It takes hands to build a house, but only hearts can build a home.

Author Unknown

Thursday, January 21, 2016

Chapter 1, Page 21, Book 16



You don’t have to attend every argument to which you are invited

Author Unknown

January 21st - A grudge is one thing that doesn’t get better when it’s nursed.

Silence is one of the hardest arguments to refute. 

Josh Billings

Arguments happen. But let’s make sure they are resolved. Grudges are a burden too heavy to carry. I don’t think I’ve ever had a good argument or been the winner of any.  I’ve known a lot of people that were just cruising for an argument, but that didn’t mean I had to join them.  To me they are a waste of time.  Discussions about things are fine, but when they turn into an argument it’s just better to walk away.


To be right, be willing to admit you are wrong.

There are two sides to everything. You can never see both sides until you stop accusing and humbly listen to the other person instead. To solve a conflict, someone needs to be willing to take the blame. 

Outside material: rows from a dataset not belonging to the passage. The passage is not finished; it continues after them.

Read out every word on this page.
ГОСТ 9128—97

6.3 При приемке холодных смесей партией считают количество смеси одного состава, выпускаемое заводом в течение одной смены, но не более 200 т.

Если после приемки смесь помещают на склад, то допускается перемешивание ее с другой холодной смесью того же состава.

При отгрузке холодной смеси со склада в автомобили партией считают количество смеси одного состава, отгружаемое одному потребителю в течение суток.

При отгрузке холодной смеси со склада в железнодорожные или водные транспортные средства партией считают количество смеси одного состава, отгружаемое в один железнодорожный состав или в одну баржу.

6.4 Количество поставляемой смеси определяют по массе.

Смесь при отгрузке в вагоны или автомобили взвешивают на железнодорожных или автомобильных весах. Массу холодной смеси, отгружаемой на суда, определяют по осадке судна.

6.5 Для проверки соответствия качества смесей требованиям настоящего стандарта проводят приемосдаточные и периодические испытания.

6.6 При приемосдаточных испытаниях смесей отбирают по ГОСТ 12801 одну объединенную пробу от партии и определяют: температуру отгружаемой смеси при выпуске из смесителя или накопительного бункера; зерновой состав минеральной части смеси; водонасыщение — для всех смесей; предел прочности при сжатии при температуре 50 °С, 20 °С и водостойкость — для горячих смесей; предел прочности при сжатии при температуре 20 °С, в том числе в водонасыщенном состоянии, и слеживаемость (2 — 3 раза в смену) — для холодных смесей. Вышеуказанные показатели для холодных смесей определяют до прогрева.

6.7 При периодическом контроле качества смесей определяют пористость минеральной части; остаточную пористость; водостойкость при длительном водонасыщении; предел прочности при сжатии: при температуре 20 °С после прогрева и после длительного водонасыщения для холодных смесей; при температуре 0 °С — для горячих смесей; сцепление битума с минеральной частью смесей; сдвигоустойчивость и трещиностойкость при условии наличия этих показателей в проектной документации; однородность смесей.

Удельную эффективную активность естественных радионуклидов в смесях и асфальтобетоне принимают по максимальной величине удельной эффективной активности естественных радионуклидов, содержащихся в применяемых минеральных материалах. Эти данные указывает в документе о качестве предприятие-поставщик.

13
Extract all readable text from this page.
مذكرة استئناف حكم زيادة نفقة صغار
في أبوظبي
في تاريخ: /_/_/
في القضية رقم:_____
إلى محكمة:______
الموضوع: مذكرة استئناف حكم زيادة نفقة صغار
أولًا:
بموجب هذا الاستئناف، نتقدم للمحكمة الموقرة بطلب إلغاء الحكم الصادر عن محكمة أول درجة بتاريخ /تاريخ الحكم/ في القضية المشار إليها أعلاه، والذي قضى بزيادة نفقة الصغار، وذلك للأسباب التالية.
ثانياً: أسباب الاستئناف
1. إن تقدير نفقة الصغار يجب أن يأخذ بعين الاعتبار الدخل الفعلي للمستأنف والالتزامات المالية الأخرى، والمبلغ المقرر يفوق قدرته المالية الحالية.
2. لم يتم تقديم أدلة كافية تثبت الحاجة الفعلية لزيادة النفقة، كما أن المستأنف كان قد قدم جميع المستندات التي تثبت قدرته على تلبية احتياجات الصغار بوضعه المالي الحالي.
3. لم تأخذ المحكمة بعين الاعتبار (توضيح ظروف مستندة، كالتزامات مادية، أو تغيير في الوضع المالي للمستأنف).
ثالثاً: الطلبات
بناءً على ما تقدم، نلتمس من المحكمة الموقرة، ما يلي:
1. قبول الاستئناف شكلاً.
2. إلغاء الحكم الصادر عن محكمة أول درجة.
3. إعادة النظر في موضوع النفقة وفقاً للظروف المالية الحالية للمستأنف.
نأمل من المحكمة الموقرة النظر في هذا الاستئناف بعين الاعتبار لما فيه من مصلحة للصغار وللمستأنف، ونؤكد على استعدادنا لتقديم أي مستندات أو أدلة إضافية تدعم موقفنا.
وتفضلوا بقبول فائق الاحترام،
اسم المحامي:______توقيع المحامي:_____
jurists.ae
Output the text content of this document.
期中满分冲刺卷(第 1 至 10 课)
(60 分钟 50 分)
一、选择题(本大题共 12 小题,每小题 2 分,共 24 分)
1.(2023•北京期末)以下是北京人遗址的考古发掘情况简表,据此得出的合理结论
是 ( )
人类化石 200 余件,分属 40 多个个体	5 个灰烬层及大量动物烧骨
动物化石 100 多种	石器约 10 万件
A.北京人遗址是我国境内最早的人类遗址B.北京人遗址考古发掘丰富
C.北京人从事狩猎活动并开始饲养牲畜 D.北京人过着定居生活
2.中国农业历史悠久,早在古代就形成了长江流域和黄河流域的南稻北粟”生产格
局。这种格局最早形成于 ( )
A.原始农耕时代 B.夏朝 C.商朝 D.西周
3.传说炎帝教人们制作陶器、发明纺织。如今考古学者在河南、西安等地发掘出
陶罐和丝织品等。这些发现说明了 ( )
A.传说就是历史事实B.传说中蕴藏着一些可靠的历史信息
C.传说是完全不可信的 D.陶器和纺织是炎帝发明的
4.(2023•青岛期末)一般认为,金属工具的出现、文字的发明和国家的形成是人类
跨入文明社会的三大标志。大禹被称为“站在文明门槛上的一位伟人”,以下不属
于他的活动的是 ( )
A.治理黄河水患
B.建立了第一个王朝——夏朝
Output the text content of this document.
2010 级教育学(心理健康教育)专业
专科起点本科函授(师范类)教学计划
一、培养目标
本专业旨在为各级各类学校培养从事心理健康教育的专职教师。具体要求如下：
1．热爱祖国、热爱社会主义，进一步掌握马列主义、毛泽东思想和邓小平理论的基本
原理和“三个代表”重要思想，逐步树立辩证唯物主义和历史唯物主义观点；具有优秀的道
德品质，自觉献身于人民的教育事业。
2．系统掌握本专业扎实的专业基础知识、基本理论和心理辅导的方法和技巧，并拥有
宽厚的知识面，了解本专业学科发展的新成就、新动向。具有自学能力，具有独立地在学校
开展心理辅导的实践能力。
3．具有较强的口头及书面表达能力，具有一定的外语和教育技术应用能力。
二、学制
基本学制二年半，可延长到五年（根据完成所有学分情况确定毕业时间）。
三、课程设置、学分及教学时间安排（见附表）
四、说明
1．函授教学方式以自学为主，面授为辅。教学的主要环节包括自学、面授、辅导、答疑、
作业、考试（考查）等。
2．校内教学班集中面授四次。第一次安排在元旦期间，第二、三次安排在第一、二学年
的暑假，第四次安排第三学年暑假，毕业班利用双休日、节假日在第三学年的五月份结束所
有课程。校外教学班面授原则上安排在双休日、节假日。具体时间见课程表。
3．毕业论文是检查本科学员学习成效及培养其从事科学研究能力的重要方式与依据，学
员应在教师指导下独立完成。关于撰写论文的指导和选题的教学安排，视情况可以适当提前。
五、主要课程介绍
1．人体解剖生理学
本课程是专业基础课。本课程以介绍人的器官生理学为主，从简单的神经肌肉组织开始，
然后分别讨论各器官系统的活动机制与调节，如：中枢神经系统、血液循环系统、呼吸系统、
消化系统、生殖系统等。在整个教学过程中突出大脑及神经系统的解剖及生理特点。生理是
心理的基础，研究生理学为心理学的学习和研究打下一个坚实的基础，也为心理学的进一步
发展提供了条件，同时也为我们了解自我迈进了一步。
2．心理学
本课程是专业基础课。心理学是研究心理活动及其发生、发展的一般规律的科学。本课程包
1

A soft answer turns away wrath, but a harsh word stirs up anger

Proverbs 15:1

 What we say and how we say it not only makes a difference in the reaction we’ll receive, but it also determines whether conflict or peace will result. Many arguments could be avoided and tense situations relaxed if we practiced the truth of this verse.

The next time someone speaks to you in a harsh or angry tone, try to reverse the trend by expressing meekness, quietness of spirit, and loving concern instead



Our loved ones may spurn our appeals, reject our message, oppose our arguments, despise our persons—but they are helpless against our prayers.

J. Sidlow Baxter

Prayer is often the best way to go when things are in turmoil.  Not knowing all the answers or ways to solve our problems, prayer works when nothing else can.

Soft words are hard arguments. 

Thomas Fuller

4 comments:

betty said...

Hubby had a situation at work last week with someone that came into his office complaining about something his department hadn't done. She was "ranting" and "raving" saying she was "very disappointed in them", "very mad", etc. He was just quiet, waiting for her to finish talking and then started working on ways to fix her problem (which it turned out wasn't really a problem, she was just trying to stir something up). Sadly, she's known in the workplace to do lots of that; she must enjoy thinking she can win these arguments and encounters, but sometimes silence is the best gift you can give someone, and of course admitting blame if it truly is one's fault.

betty

jack69 said...

I agreed with you and smiled all the way thru this one from the first line:

You don't have to attend every argument to which you are invited. ......

WE loved that! Neat
I think you guys are getting cold up there. STAY WARM (but close the door! ;-)

jack69 said...

Old Abe said it right: One convinced against their will, thinks the same thing still!

Rick Watson said...

I listened to a book on tape on the way home from New Orleans today and one chapter talked about something similar. What the author said was that often the people who stir things up have underlying issues and if you can simply listen and not get sucked into the emotion, and try to understand what the offending person is lacking or needs, then you can sometimes form a new lasting relationship based on trust and mutual respect. I have a long way to go before I get to this point, but it gave me something to ponder.